When I got to college, I circled back to Mouse Party in my Pharmacokinetics class. Sure, we were going into much deeper detail than the brief videos could provide, but—especially for the trickier substances— the simple and clear illustrations were an invaluable foundation for more intricate knowledge to grow. 

It wasn’t until grad school that I could really put my finger on what I loved about Mouse Party: its beautifully executed instructional strategy! 

It’s got everything: humor, voiceover with animation, text review, plain and simple language. The only thing this interaction doesn’t include is the ability to practice or test knowledge gained from participation. While the addition of an interactive review might enhance the instructional impact, it would also make Mouse Party heavier and more complicated, and its simplicity is part of its charm.  

I continue to be thrilled with the resources provided by the Genetic Science Learning Center.

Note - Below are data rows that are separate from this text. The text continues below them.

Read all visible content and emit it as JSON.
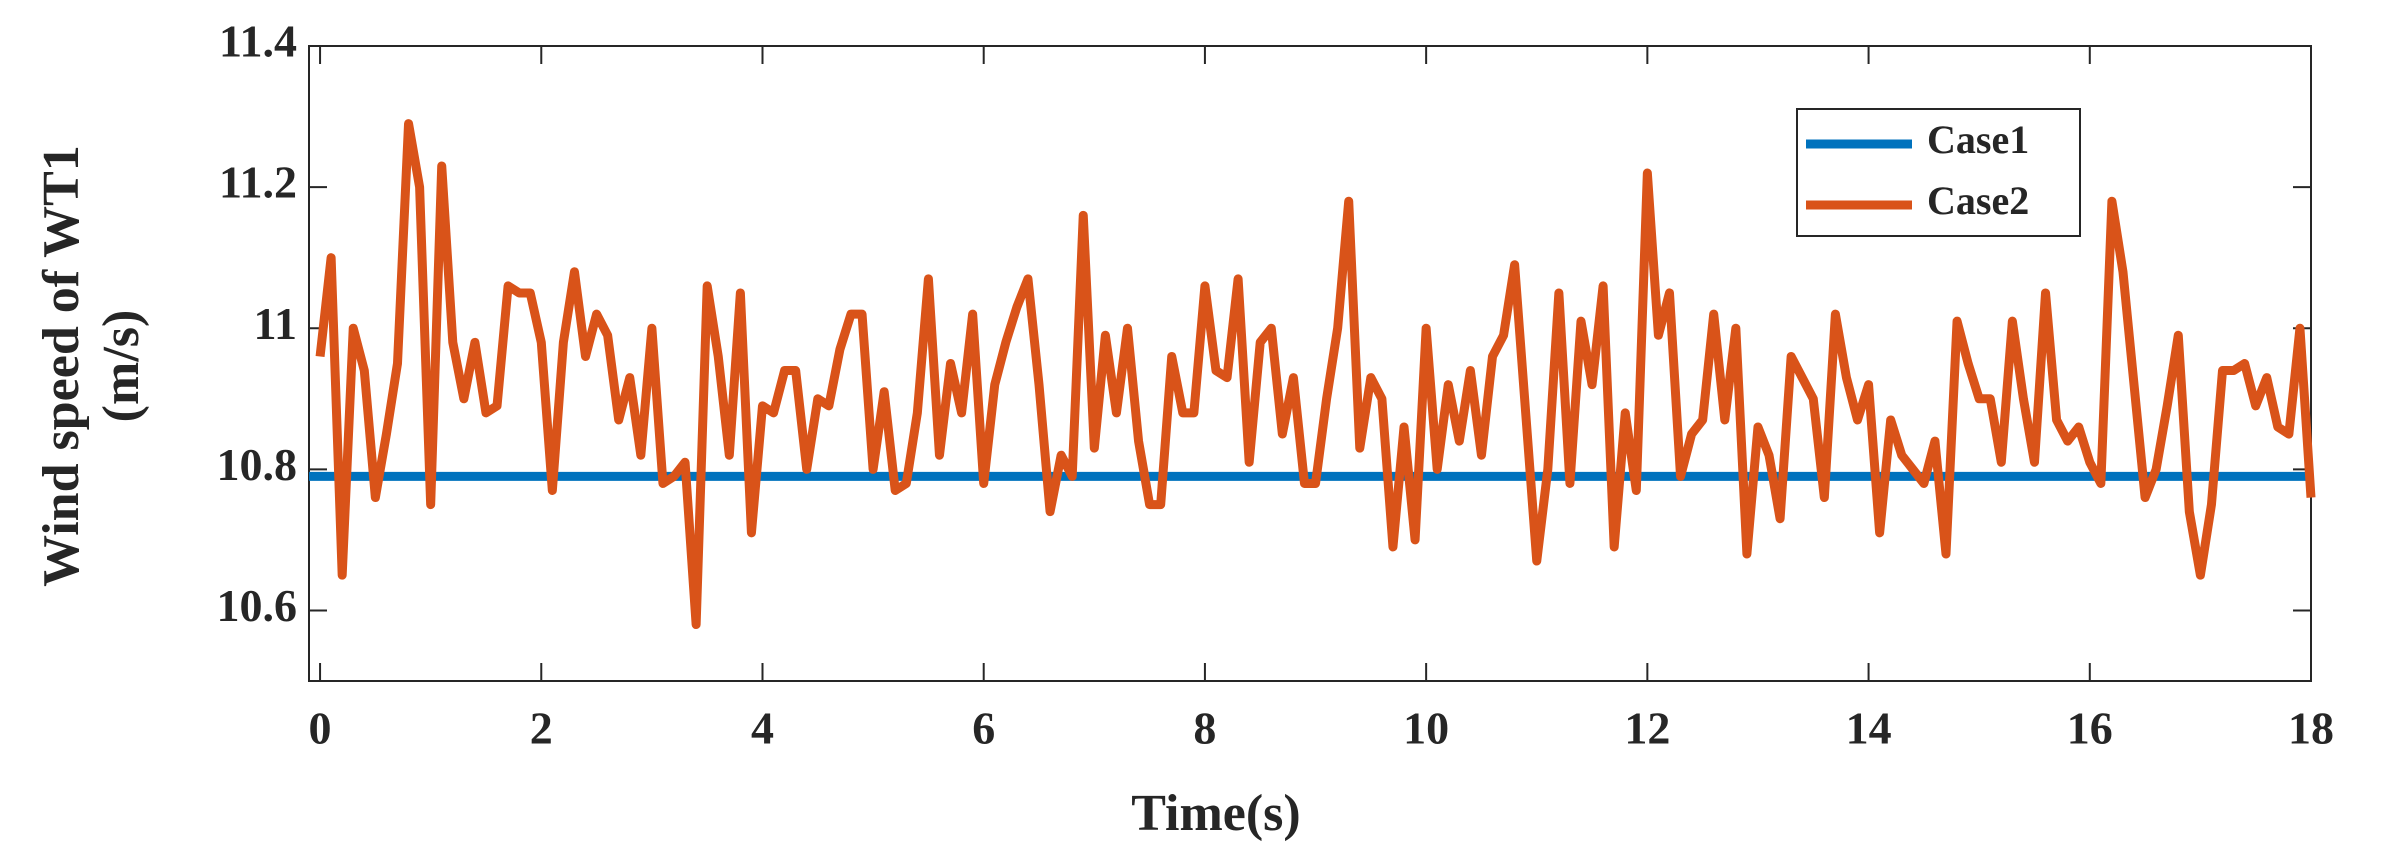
{
  "chart_data": {
    "type": "line",
    "xlabel": "Time(s)",
    "ylabel": [
      "Wind speed of WT1",
      "(m/s)"
    ],
    "xlim": [
      -0.1,
      18
    ],
    "ylim": [
      10.5,
      11.4
    ],
    "xticks": [
      0,
      2,
      4,
      6,
      8,
      10,
      12,
      14,
      16,
      18
    ],
    "yticks": [
      10.6,
      10.8,
      11,
      11.2,
      11.4
    ],
    "legend": "upper right",
    "x": [
      0,
      0.1,
      0.2,
      0.3,
      0.4,
      0.5,
      0.6,
      0.7,
      0.8,
      0.9,
      1,
      1.1,
      1.2,
      1.3,
      1.4,
      1.5,
      1.6,
      1.7,
      1.8,
      1.9,
      2,
      2.1,
      2.2,
      2.3,
      2.4,
      2.5,
      2.6,
      2.7,
      2.8,
      2.9,
      3,
      3.1,
      3.2,
      3.3,
      3.4,
      3.5,
      3.6,
      3.7,
      3.8,
      3.9,
      4,
      4.1,
      4.2,
      4.3,
      4.4,
      4.5,
      4.6,
      4.7,
      4.8,
      4.9,
      5,
      5.1,
      5.2,
      5.3,
      5.4,
      5.5,
      5.6,
      5.7,
      5.8,
      5.9,
      6,
      6.1,
      6.2,
      6.3,
      6.4,
      6.5,
      6.6,
      6.7,
      6.8,
      6.9,
      7,
      7.1,
      7.2,
      7.3,
      7.4,
      7.5,
      7.6,
      7.7,
      7.8,
      7.9,
      8,
      8.1,
      8.2,
      8.3,
      8.4,
      8.5,
      8.6,
      8.7,
      8.8,
      8.9,
      9,
      9.1,
      9.2,
      9.3,
      9.4,
      9.5,
      9.6,
      9.7,
      9.8,
      9.9,
      10,
      10.1,
      10.2,
      10.3,
      10.4,
      10.5,
      10.6,
      10.7,
      10.8,
      10.9,
      11,
      11.1,
      11.2,
      11.3,
      11.4,
      11.5,
      11.6,
      11.7,
      11.8,
      11.9,
      12,
      12.1,
      12.2,
      12.3,
      12.4,
      12.5,
      12.6,
      12.7,
      12.8,
      12.9,
      13,
      13.1,
      13.2,
      13.3,
      13.4,
      13.5,
      13.6,
      13.7,
      13.8,
      13.9,
      14,
      14.1,
      14.2,
      14.3,
      14.4,
      14.5,
      14.6,
      14.7,
      14.8,
      14.9,
      15,
      15.1,
      15.2,
      15.3,
      15.4,
      15.5,
      15.6,
      15.7,
      15.8,
      15.9,
      16,
      16.1,
      16.2,
      16.3,
      16.4,
      16.5,
      16.6,
      16.7,
      16.8,
      16.9,
      17,
      17.1,
      17.2,
      17.3,
      17.4,
      17.5,
      17.6,
      17.7,
      17.8,
      17.9,
      18
    ],
    "series": [
      {
        "name": "Case1",
        "color": "#0072bd",
        "x": [
          -0.1,
          18
        ],
        "values": [
          10.79,
          10.79
        ]
      },
      {
        "name": "Case2",
        "color": "#d95319",
        "values": [
          10.96,
          11.1,
          10.65,
          11.0,
          10.94,
          10.76,
          10.85,
          10.95,
          11.29,
          11.2,
          10.75,
          11.23,
          10.98,
          10.9,
          10.98,
          10.88,
          10.89,
          11.06,
          11.05,
          11.05,
          10.98,
          10.77,
          10.98,
          11.08,
          10.96,
          11.02,
          10.99,
          10.87,
          10.93,
          10.82,
          11.0,
          10.78,
          10.79,
          10.81,
          10.58,
          11.06,
          10.96,
          10.82,
          11.05,
          10.71,
          10.89,
          10.88,
          10.94,
          10.94,
          10.8,
          10.9,
          10.89,
          10.97,
          11.02,
          11.02,
          10.8,
          10.91,
          10.77,
          10.78,
          10.88,
          11.07,
          10.82,
          10.95,
          10.88,
          11.02,
          10.78,
          10.92,
          10.98,
          11.03,
          11.07,
          10.92,
          10.74,
          10.82,
          10.79,
          11.16,
          10.83,
          10.99,
          10.88,
          11.0,
          10.84,
          10.75,
          10.75,
          10.96,
          10.88,
          10.88,
          11.06,
          10.94,
          10.93,
          11.07,
          10.81,
          10.98,
          11.0,
          10.85,
          10.93,
          10.78,
          10.78,
          10.9,
          11.0,
          11.18,
          10.83,
          10.93,
          10.9,
          10.69,
          10.86,
          10.7,
          11.0,
          10.8,
          10.92,
          10.84,
          10.94,
          10.82,
          10.96,
          10.99,
          11.09,
          10.88,
          10.67,
          10.8,
          11.05,
          10.78,
          11.01,
          10.92,
          11.06,
          10.69,
          10.88,
          10.77,
          11.22,
          10.99,
          11.05,
          10.79,
          10.85,
          10.87,
          11.02,
          10.87,
          11.0,
          10.68,
          10.86,
          10.82,
          10.73,
          10.96,
          10.93,
          10.9,
          10.76,
          11.02,
          10.93,
          10.87,
          10.92,
          10.71,
          10.87,
          10.82,
          10.8,
          10.78,
          10.84,
          10.68,
          11.01,
          10.95,
          10.9,
          10.9,
          10.81,
          11.01,
          10.9,
          10.81,
          11.05,
          10.87,
          10.84,
          10.86,
          10.81,
          10.78,
          11.18,
          11.08,
          10.92,
          10.76,
          10.8,
          10.89,
          10.99,
          10.74,
          10.65,
          10.75,
          10.94,
          10.94,
          10.95,
          10.89,
          10.93,
          10.86,
          10.85,
          11.0,
          10.76
        ]
      }
    ]
  }
}
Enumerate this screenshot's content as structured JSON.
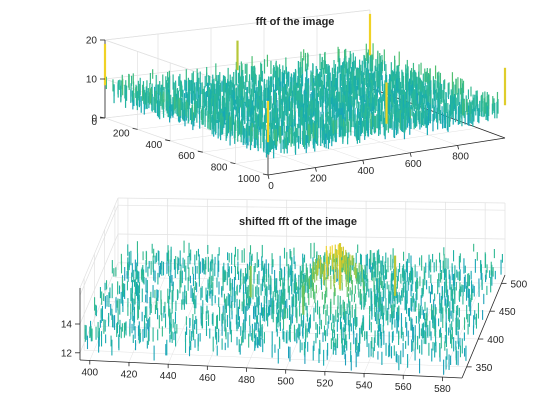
{
  "chart_data": [
    {
      "type": "surface",
      "title": "fft of the image",
      "xlabel": "",
      "ylabel": "",
      "zlabel": "",
      "x_ticks": [
        0,
        200,
        400,
        600,
        800
      ],
      "y_ticks": [
        0,
        200,
        400,
        600,
        800,
        1000
      ],
      "z_ticks": [
        0,
        10,
        20
      ],
      "xlim": [
        0,
        1000
      ],
      "ylim": [
        0,
        1000
      ],
      "zlim": [
        0,
        20
      ],
      "grid": true,
      "colormap": [
        "#2a8fc7",
        "#15aab3",
        "#2ab898",
        "#52c06f",
        "#8cc74a",
        "#c8c732",
        "#f0d225"
      ],
      "baseline_level": 8,
      "peaks": [
        {
          "x": 0,
          "y": 1000,
          "z": 19
        },
        {
          "x": 500,
          "y": 1000,
          "z": 19
        },
        {
          "x": 1000,
          "y": 1000,
          "z": 18
        },
        {
          "x": 1000,
          "y": 0,
          "z": 19
        },
        {
          "x": 0,
          "y": 0,
          "z": 19
        },
        {
          "x": 500,
          "y": 0,
          "z": 16
        }
      ]
    },
    {
      "type": "surface",
      "title": "shifted fft of the image",
      "xlabel": "",
      "ylabel": "",
      "zlabel": "",
      "x_ticks": [
        400,
        420,
        440,
        460,
        480,
        500,
        520,
        540,
        560,
        580
      ],
      "y_ticks": [
        350,
        400,
        450,
        500
      ],
      "z_ticks": [
        12,
        14
      ],
      "xlim": [
        395,
        590
      ],
      "ylim": [
        330,
        515
      ],
      "zlim": [
        11.5,
        16.5
      ],
      "grid": true,
      "colormap": [
        "#2a8fc7",
        "#15aab3",
        "#2ab898",
        "#52c06f",
        "#8cc74a",
        "#c8c732",
        "#f0d225"
      ],
      "peaks": [
        {
          "x": 513,
          "y": 460,
          "z": 15.6
        },
        {
          "x": 470,
          "y": 440,
          "z": 14.6
        },
        {
          "x": 542,
          "y": 450,
          "z": 15.2
        },
        {
          "x": 500,
          "y": 410,
          "z": 14.4
        }
      ]
    }
  ]
}
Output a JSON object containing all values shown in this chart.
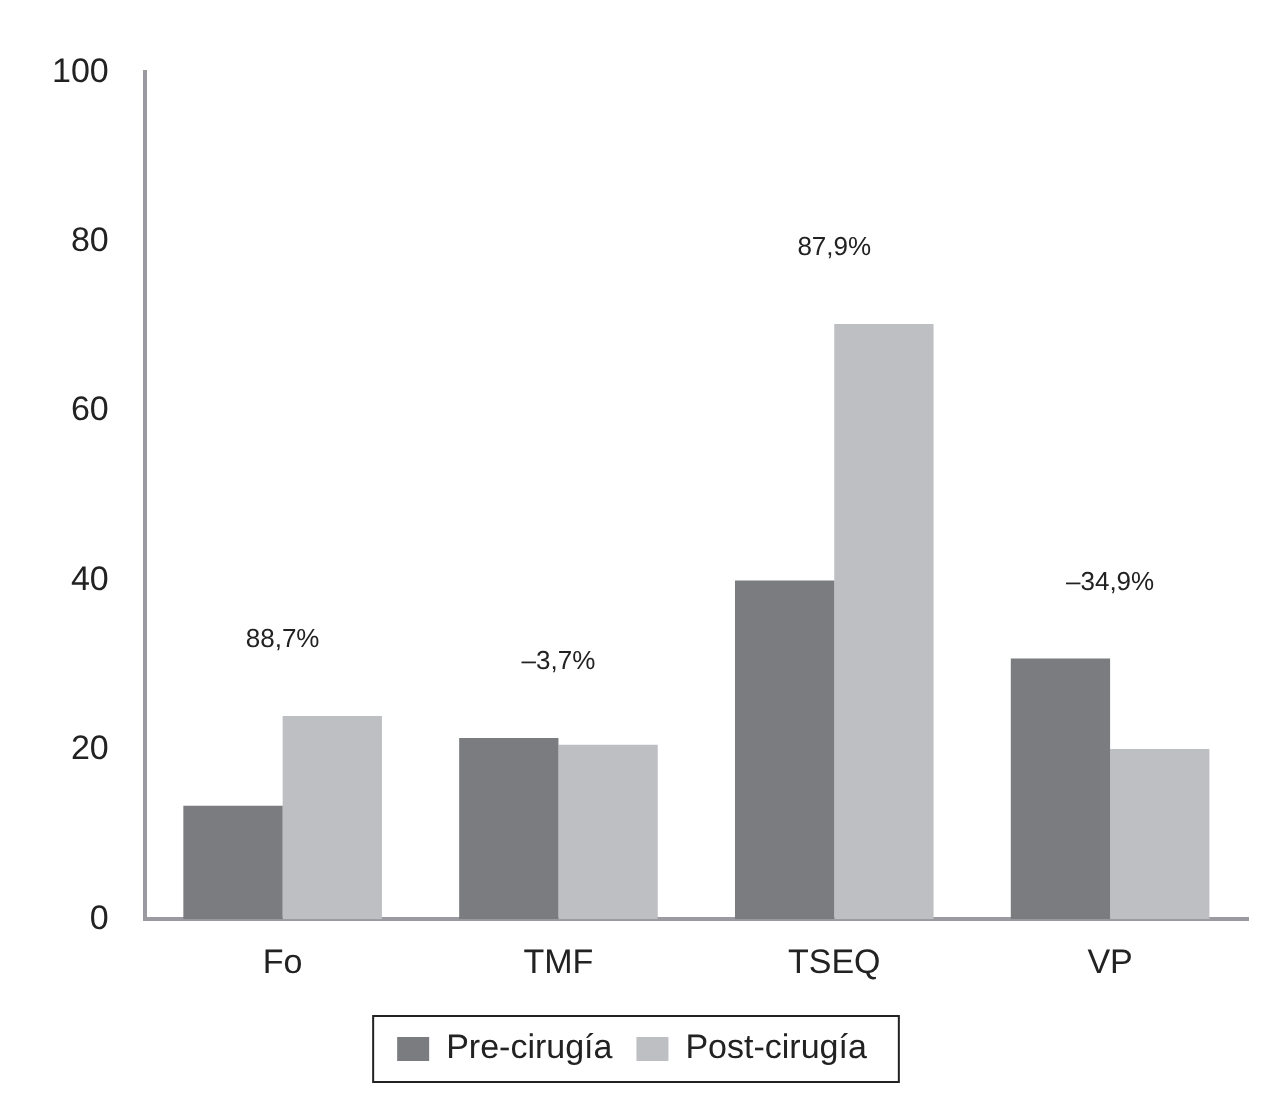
{
  "chart_data": {
    "type": "bar",
    "categories": [
      "Fo",
      "TMF",
      "TSEQ",
      "VP"
    ],
    "series": [
      {
        "name": "Pre-cirugía",
        "color": "#7b7c80",
        "values": [
          13.4,
          21.4,
          40.0,
          30.8
        ]
      },
      {
        "name": "Post-cirugía",
        "color": "#bebfc3",
        "values": [
          24.0,
          20.6,
          70.3,
          20.1
        ]
      }
    ],
    "ylim": [
      0,
      100
    ],
    "yticks": [
      0,
      20,
      40,
      60,
      80,
      100
    ],
    "grid": false,
    "legend": "bottom",
    "annotations": [
      "88,7%",
      "–3,7%",
      "87,9%",
      "–34,9%"
    ]
  }
}
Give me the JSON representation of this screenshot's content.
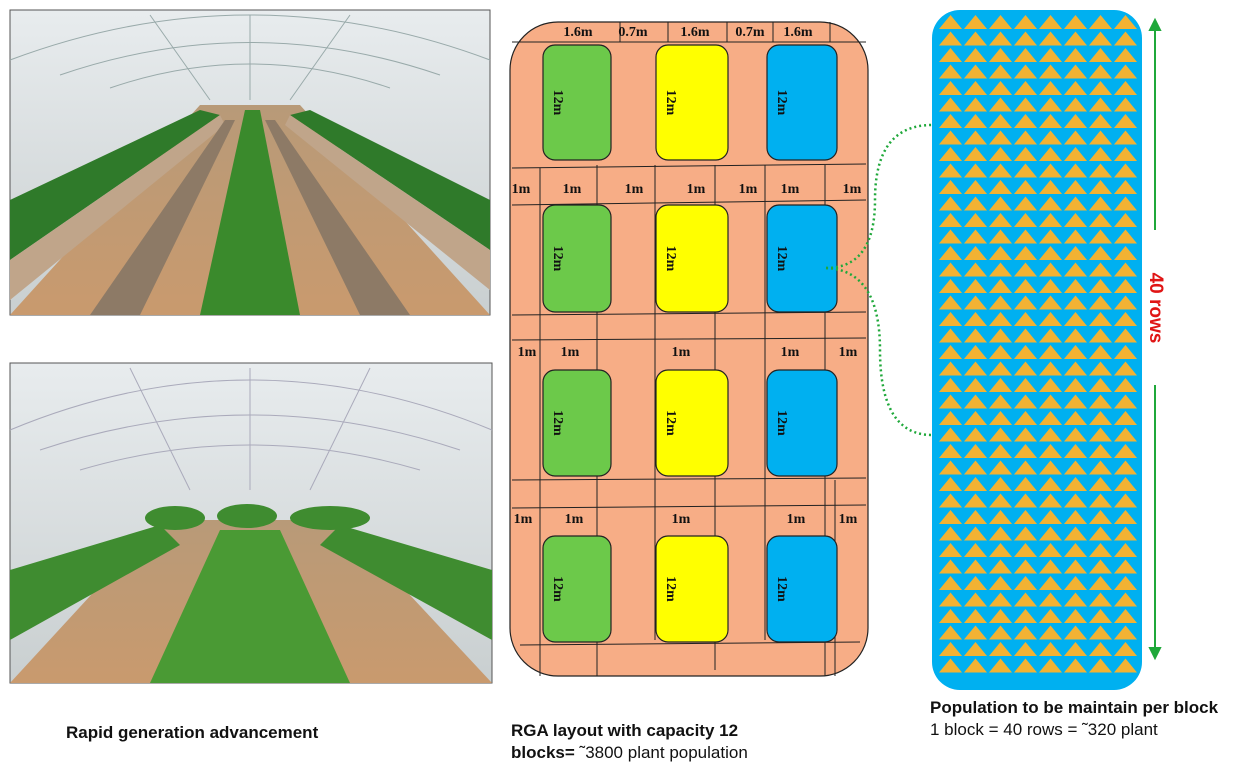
{
  "photo_caption": "Rapid generation advancement",
  "layout": {
    "widths": [
      "1.6m",
      "0.7m",
      "1.6m",
      "0.7m",
      "1.6m"
    ],
    "blocks": [
      "12m",
      "12m",
      "12m",
      "12m",
      "12m",
      "12m",
      "12m",
      "12m",
      "12m",
      "12m",
      "12m",
      "12m"
    ],
    "spacing_rows": [
      [
        "1m",
        "1m",
        "1m",
        "1m",
        "1m",
        "1m",
        "1m"
      ],
      [
        "1m",
        "1m",
        "1m",
        "1m",
        "1m"
      ],
      [
        "1m",
        "1m",
        "1m",
        "1m",
        "1m"
      ]
    ]
  },
  "population": {
    "label": "40 rows"
  },
  "captions": {
    "layout": {
      "line1": "RGA layout with capacity 12",
      "bold": "blocks=",
      "normal": "˜3800 plant population"
    },
    "population": {
      "bold": "Population to be maintain per block",
      "normal": "1 block = 40 rows = ˜320 plant"
    }
  }
}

Aside from being downright evangelical about Mouse Party, I also suggest the Learn.Genetics site to my K-12 instructor friends and anyone else as enthusiastic about ID as I am.

Their website is chock full of fun instructional resources covering genetics, human health, cell biology, neuroscience, and ecology. (And the website provides its own citation in APA format—Be still my beating heart!).

So what do you think? Is my nostalgia taking over here or is Mouse Party—and Utah’s Learn.Genetics site in general— the best thing ever?